A causa di un riposo forzato è costretto a sospendere le esibizioni in pubblico e ne approfitta però per studiare e limare il suo stile. Lentamente ma intensamente. Elimina ad esempio, alcuni fraseggi che il compositore Alfredo Casella, in una revisione critica, aveva introdotto nelle sonate di Beethoven. Impiega molto tempo, perché è tremendamente prudente. Al suo ritorno sulle scene italiane è un autentico trionfo. Il suo stile è eccezionale. Il successo lo travolge anche in America, negli anni ’60, e in Russia.

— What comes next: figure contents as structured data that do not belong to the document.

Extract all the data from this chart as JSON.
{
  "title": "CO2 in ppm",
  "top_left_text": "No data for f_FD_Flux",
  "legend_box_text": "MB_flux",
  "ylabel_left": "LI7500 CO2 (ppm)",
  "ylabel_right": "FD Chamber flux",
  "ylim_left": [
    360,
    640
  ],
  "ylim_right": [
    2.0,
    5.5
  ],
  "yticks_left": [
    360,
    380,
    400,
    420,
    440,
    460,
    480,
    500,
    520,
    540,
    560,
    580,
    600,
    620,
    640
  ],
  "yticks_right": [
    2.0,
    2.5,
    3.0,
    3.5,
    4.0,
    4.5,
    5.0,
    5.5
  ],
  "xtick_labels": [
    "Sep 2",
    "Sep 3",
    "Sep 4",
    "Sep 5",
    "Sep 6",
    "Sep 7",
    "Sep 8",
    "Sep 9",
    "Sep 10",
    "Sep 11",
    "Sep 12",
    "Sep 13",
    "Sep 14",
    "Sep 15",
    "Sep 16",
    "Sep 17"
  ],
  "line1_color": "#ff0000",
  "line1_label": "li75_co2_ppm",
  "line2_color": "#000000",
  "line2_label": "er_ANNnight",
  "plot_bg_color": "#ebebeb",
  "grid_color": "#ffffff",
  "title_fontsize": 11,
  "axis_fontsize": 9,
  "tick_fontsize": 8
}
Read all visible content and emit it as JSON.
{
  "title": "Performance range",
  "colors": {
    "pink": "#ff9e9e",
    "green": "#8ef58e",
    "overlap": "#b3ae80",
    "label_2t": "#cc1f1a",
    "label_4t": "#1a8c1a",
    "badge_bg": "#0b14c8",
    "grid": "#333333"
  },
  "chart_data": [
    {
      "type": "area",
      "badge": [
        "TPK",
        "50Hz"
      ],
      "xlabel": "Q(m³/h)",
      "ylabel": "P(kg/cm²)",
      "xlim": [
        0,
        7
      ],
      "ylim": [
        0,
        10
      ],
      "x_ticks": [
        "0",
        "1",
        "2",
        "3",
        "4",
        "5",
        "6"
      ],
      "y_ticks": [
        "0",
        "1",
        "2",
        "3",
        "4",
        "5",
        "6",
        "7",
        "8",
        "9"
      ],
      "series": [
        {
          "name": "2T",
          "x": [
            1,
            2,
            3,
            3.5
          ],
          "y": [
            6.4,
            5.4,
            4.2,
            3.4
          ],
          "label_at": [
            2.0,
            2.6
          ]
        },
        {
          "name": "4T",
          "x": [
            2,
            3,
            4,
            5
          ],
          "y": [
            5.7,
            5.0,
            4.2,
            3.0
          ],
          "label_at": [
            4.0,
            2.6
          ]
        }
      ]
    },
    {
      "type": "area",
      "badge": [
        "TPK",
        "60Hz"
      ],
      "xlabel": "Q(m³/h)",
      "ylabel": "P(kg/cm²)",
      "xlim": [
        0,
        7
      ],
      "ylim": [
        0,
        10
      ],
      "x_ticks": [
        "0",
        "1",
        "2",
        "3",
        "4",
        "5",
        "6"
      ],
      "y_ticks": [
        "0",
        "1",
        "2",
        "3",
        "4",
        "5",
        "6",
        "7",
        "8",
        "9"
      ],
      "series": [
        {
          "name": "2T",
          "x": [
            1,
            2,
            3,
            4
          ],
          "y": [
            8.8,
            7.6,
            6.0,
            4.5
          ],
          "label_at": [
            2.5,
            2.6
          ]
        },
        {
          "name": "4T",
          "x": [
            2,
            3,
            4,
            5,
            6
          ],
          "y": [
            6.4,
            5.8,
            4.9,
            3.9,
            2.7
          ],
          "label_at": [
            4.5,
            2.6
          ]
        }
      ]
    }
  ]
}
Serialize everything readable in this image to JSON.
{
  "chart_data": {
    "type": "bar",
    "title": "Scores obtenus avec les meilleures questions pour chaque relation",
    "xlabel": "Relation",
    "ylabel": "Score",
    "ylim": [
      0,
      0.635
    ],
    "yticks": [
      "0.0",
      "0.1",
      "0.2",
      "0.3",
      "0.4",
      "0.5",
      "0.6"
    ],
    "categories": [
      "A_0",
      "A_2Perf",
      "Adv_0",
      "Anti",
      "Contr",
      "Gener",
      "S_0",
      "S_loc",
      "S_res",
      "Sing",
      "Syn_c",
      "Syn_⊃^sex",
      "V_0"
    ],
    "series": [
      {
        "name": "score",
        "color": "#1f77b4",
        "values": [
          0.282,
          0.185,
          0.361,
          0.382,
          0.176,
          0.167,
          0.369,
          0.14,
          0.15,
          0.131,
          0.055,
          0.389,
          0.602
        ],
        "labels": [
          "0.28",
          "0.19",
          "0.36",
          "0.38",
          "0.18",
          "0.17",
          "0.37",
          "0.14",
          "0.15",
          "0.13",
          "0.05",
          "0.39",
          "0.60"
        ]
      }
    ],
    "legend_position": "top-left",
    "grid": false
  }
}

Nel suo straordinario repertorio, trovano spazio Chopin, Debussy, Scarlatti, Ravel e Mozart. Un repertorio non vastissimo, ma frutto di un lavoro estremamente accurato. Dietro ogni singola nota c’è uno studio maniacale. Ogni sua esibizione, con il passare degli anni sempre più rare, è un momento altissimo di arte. Non a caso ci sono pervenute tantissime registrazioni amatoriali, anche di cattiva qualità: ogni volta era un momento da non perdere. Ma gli applausi, come ci teneva a chiarire il maestro Michelangeli, erano solo e soltanto per chi quei capolavori li aveva composti.

Al termine della sua carriera, e della sua vita, negli anni ottanta e novanta, si sente venir fuori dalla tastiera un suono diverso. Si direbbe quasi “un dolore più profondo”. Universale. Anche il suo repertorio cambia sensibilmente. Il suono si fa più massiccio, potente. E anche decadente. È un ritorno alle origini, di cui c’è rimasto soltanto un breve assaggio.

Una curiosità

Michelangeli era un amante e un profondo conoscitore di tutta la musica, in ogni sua espressione. Era un grande estimatore del canto popolare. Le sue uniche composizioni originali riguardano proprio alcune armonizzazioni per un coro alpino. Quello della S.A.T. di Trento. Sono meravigliose.